Here are 9 ways nonprofits can excel using social media:
1Social media must be integrated with internet communications or program strategy
Begin with a communications and program assessment that helps you best determine where social media brings value, the objective, audience, and budget. Use an excel spreadsheet to look at events, fundraisers, programs, web site content, performances, and other activities to socialize.
2Use listening techniques to develop a deep understanding of the audience
Organizations must begin with listening, but an integrated listening channel that includes social media and traditional marketing channels. I cover a couple techniques and tools using participants as an example to illustrate that keywords are king. And, of course, many of the listening tools like Radian 6 or free ones like Social Mention allow you export your listening streams into Excel spreadsheets!
Example: Red Cross
3 Use conversation starters to engage your target audience
The most important thing for nonprofits is to shift from messaging to conversation starters based on listening. And of course, you can use a spreadsheet to plan out your conversation starters!
4 Identify influencers in social media spaces and cultivate them
I introduce a couple of basic social network analysis concepts and how they apply to an organization’s friends, fans, and followers on social media sites. I also mention other tools like Friend or Follow or NodeXL both of which make influencer analysis more efficient with the ability to export the data into an excel spreadsheet.
5 Make sure your content has a social life
This point is about making sure you are thinking about your web site content and social media outposts in an integrated content strategy. Also, the way people are consuming content is changing because of social media. We can no longer think of our web sites as the one stop destination to get the whole context. People are more likely to stumble upon content in small chunks via their friends on social networks. This changes how nonprofits need to think about web social content strategy and how to make it efficient.

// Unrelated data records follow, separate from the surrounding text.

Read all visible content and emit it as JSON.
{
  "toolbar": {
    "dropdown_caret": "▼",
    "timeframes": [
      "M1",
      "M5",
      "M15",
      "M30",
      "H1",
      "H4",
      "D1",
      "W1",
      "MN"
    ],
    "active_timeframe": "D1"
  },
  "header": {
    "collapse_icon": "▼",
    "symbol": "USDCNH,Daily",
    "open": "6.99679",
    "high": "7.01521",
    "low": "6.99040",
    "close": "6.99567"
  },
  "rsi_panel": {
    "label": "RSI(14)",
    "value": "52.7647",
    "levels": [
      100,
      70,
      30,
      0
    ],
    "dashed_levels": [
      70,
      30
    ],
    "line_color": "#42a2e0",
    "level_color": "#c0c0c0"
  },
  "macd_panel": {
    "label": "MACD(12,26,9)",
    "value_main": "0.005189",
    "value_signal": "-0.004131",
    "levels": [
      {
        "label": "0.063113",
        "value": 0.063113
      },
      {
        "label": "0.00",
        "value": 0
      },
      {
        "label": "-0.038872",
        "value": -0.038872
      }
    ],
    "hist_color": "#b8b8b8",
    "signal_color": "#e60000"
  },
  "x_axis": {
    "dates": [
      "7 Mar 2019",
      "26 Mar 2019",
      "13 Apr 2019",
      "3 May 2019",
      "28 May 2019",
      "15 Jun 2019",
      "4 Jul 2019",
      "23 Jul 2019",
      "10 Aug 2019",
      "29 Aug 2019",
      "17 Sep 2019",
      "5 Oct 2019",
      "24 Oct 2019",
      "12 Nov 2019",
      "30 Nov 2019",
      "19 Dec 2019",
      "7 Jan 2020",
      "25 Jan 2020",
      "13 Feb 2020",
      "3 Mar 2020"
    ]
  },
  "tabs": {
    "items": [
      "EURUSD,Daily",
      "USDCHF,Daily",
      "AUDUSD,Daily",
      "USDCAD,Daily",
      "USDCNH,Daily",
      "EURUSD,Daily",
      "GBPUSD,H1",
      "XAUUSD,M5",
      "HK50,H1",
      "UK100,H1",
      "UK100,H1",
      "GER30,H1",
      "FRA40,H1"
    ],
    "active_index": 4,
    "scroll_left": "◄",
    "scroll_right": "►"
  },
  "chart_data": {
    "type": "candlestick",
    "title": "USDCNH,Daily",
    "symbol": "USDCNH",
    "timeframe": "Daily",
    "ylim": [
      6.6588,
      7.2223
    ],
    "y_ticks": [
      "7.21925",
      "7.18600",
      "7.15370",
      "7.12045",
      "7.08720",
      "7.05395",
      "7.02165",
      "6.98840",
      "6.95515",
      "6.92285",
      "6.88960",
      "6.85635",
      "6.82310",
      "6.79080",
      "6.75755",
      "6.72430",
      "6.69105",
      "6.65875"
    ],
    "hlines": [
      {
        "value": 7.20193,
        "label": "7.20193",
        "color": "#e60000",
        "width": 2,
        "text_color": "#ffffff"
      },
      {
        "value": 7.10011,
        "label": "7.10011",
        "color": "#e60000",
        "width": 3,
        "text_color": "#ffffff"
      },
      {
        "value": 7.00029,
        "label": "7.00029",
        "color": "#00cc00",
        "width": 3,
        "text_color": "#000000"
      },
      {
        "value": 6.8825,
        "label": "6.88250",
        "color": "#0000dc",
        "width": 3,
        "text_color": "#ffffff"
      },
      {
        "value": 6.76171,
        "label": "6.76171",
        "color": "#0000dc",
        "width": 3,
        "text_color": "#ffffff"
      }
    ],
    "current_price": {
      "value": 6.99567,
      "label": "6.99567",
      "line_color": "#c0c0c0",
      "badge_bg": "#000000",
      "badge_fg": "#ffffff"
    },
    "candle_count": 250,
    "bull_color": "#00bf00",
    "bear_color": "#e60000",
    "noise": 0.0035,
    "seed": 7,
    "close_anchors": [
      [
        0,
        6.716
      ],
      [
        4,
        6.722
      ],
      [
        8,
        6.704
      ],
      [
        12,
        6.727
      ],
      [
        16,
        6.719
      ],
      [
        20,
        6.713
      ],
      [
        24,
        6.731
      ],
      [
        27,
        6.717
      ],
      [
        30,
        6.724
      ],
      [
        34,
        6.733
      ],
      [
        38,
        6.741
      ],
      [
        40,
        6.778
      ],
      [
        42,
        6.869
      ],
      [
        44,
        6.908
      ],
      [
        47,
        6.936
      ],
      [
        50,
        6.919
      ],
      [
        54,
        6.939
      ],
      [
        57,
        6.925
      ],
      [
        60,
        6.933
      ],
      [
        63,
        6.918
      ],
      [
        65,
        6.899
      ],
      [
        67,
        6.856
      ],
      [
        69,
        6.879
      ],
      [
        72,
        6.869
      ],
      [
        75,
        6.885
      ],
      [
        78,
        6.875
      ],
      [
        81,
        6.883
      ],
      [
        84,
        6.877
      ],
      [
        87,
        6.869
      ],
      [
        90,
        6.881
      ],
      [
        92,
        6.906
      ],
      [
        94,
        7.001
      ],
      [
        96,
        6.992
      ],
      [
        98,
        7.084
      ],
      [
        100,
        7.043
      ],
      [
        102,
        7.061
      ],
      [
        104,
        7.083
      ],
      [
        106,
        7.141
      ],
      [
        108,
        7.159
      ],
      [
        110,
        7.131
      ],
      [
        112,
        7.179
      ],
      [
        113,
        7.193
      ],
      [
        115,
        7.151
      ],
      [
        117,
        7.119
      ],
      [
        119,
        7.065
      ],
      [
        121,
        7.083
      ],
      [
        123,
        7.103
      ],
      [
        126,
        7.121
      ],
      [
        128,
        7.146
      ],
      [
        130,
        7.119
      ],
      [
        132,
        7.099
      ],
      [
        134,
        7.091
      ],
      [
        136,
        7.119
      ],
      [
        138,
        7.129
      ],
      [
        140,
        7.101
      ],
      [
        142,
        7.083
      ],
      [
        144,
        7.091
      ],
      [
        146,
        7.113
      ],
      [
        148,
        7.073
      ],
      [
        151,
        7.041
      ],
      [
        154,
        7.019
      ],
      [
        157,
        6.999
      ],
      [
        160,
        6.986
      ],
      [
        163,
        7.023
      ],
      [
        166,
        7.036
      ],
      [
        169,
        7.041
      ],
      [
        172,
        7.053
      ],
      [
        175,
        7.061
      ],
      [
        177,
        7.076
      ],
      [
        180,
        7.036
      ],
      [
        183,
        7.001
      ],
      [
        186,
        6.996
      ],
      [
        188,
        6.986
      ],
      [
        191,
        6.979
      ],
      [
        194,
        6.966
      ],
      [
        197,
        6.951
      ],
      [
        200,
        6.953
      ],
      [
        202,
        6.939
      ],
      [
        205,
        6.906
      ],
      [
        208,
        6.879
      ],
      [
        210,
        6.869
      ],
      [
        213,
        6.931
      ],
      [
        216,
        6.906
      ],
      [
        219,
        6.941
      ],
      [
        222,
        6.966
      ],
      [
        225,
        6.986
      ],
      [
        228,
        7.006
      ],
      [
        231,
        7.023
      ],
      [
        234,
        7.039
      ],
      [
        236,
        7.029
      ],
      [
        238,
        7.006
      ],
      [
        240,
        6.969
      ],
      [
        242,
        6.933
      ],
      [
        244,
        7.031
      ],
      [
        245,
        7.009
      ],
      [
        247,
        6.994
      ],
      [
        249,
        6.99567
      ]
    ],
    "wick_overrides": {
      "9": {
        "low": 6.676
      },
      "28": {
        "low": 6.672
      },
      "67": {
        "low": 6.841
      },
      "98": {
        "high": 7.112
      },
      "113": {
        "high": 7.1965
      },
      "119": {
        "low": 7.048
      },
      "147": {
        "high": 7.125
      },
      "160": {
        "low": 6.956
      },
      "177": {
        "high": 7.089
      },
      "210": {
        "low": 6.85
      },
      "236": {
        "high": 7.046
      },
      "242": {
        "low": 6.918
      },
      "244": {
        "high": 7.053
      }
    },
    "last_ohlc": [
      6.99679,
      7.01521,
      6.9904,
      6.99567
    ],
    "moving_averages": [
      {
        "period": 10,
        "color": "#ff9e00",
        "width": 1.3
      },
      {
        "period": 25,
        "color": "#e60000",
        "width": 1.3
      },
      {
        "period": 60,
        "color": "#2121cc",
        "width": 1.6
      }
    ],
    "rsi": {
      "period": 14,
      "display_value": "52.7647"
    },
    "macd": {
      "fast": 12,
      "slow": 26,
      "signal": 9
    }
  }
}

Here’s where I had a lot of fun pulling up screen shots of participants Web and Social Media outposts.
6 Use social media to close the loop between online and offline action
This is about making sure that your social media is integrated into all marketing channels and that you have to think in both directions — from offline to online and online to offline. I give some very specific tips here.
7 Allocate enough staff time and have the expertise to implement the strategy
I start with a crawl-walk-run-walk framework for staffing models for nonprofits. I also talk about tracking the time because working on social media can give you ADOLAS (AD – oh look a squirrel!) If you track you time and have specific tasks, you know what you’re getting for your time investment. It’s just one step away from looking at ROI. I had a funny picture of a Squirrel and shouted out Squirrel at random points during the presentation.
8 Launch small pilots and reiterate using the right metrics to understand what is and what isn’t working
I talk about spreadsheet aerobics and other measurement tips. There are many ways to use Excel. Take, for example, my Facebook Analysis Excel template. (Join my fan page, read the thread, and the link is at the bottom.)
9 Assess organizational culture and have strategies to address issues that may prevent adoption
I’ve been writing about technology adoption and culture change for a long time and how it applies to social media. I also offer some pointers around developing a social media policy. This is a big theme in my book, The Networked Nonprofit – so stay tuned.
How is your nonprofit excelling at social media?